Mais sobre a investigação

Simultaneamente, a Polícia Civil, com apoio do Ministério Público do Distrito Federal e dos Territórios (MPDFT), cumpriu duas operações na manhã desta quinta (31/3). De acordo com investigações, a 2ª fase da operação Recall apura crimes de superfaturamento em contratos de manutenção de veículos por parte de servidores do Departamento de Trânsito do DF (Detran-DF).

Ao decorrer das investigações, elementos colhidos na 1ª fase da Recall indicavam que fraudes eram praticadas com a utilização de cotação de preços muito acima dos praticados no mercado, com envolvimento de oficinas mecânicas. De acordo com o Departamento de Combate à Corrupção e ao Crime Organizado (Decor), oficinas faziam cobranças de peças, mas os serviços não eram realizados nas viaturas do Detran, e tudo isso com consentimento dos servidores da autarquia, que autorizavam o pagamento.

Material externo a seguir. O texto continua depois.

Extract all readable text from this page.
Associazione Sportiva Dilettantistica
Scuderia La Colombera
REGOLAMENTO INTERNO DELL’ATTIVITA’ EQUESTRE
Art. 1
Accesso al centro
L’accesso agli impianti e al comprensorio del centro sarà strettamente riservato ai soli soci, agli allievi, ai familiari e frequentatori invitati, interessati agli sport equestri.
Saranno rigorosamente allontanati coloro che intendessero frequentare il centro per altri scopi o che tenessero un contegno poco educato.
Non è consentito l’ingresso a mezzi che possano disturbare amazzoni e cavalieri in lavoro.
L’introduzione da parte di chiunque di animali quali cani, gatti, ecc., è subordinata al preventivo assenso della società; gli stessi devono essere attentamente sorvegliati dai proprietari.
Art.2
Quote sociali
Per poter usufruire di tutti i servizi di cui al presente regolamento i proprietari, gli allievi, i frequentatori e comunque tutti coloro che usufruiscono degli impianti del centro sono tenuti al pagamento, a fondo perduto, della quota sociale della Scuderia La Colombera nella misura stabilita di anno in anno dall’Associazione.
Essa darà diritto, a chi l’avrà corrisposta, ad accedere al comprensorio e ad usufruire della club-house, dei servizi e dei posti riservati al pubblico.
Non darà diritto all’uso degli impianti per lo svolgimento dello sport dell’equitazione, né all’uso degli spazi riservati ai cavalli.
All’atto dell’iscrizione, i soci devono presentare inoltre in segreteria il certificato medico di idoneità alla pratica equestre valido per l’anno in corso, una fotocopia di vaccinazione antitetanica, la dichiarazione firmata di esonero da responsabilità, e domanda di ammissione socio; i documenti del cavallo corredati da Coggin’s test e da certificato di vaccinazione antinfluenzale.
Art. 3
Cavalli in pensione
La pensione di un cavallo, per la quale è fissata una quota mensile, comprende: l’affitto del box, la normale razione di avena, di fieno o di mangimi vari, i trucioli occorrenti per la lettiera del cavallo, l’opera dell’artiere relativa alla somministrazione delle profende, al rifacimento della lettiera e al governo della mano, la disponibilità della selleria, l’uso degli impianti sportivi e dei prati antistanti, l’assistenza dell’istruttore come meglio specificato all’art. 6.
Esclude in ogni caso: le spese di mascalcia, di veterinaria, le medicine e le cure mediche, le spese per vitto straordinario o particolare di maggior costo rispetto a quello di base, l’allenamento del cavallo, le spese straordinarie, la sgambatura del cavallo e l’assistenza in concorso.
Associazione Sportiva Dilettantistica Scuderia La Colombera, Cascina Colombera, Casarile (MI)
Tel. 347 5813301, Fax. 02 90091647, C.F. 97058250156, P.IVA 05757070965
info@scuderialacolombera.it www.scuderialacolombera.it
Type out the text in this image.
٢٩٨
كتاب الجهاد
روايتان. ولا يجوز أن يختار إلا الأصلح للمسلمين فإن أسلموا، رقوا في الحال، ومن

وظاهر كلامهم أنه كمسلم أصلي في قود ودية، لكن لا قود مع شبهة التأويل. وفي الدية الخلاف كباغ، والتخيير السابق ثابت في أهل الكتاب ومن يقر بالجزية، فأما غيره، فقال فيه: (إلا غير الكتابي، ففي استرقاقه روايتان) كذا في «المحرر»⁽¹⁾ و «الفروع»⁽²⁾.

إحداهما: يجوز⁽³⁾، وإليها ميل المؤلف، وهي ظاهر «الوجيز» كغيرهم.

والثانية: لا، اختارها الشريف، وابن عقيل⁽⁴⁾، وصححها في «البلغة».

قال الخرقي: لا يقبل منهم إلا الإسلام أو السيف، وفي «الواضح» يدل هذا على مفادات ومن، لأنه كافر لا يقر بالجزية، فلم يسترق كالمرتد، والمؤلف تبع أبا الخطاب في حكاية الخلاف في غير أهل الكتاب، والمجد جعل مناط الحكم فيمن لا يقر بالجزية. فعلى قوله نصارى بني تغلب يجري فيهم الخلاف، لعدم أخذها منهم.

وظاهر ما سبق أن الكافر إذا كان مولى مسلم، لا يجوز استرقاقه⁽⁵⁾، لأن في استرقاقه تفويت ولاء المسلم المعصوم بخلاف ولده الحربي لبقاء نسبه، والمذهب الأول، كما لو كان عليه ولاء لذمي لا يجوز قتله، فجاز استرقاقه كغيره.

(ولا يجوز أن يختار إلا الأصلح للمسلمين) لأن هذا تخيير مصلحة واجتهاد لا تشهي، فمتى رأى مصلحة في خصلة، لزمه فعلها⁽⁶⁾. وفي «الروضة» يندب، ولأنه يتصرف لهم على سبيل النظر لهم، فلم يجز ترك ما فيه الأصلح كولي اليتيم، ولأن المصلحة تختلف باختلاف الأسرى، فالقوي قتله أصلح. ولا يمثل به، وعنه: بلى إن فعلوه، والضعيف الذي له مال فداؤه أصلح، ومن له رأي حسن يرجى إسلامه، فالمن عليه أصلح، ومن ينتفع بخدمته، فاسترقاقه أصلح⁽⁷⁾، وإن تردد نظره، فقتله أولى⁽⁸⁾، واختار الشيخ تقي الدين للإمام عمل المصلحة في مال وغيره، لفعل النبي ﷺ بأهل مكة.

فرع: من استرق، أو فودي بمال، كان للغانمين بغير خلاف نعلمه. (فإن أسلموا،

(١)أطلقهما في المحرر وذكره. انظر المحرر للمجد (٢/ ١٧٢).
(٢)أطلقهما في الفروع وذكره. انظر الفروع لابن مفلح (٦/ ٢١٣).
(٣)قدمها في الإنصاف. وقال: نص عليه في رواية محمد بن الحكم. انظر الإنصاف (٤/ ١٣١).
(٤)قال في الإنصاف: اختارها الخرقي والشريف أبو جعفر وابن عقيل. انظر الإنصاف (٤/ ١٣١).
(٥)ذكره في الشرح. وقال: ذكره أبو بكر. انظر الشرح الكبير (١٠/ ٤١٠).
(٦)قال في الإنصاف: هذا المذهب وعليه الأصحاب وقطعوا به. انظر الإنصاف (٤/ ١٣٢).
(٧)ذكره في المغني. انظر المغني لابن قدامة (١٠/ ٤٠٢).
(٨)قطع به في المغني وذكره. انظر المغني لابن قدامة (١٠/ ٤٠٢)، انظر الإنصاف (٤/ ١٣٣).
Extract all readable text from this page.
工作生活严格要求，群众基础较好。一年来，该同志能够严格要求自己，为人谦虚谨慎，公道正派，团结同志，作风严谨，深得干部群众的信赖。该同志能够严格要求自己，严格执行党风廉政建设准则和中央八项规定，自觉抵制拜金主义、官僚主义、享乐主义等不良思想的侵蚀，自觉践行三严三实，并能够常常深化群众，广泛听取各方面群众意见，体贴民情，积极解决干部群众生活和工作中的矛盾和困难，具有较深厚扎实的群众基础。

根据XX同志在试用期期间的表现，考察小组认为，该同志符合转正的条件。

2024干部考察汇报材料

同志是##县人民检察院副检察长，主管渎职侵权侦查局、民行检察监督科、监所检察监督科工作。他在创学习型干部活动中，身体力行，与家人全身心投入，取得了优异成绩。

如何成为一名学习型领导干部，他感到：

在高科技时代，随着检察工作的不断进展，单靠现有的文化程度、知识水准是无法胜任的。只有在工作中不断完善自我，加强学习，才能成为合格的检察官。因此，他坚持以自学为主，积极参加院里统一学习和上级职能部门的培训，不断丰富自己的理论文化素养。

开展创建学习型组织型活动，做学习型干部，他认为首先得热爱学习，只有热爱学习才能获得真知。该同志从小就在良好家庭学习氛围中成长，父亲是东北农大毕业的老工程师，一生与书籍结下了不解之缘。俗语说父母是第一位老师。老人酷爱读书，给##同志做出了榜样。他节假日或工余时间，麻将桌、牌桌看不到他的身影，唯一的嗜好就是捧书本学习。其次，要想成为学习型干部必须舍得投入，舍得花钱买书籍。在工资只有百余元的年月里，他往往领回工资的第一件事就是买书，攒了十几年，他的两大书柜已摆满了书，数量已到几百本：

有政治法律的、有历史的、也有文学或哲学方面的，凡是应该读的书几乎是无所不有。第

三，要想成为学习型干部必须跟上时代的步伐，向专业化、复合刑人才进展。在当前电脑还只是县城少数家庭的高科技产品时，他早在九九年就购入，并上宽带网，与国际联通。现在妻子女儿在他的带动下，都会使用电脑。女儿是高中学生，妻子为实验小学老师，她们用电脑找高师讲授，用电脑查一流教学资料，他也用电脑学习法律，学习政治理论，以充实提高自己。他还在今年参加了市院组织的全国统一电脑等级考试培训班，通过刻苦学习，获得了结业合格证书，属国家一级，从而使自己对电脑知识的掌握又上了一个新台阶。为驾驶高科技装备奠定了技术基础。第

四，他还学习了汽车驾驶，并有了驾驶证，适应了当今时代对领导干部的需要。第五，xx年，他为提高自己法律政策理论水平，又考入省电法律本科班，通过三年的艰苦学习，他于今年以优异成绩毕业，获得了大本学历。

Com informações da primeira fase, os investigadores apontam que esses pagamentos de vantagens indevidas não se restringiam somente ao Detran, mas que servidores responsáveis pela área de manutenção veicular da Secretaria de Saúde (SES-DF) poderiam fazer parte do esquema, o que acabou culminando na deflagração da operação Check-up, dentro de dependências da pasta de saúde.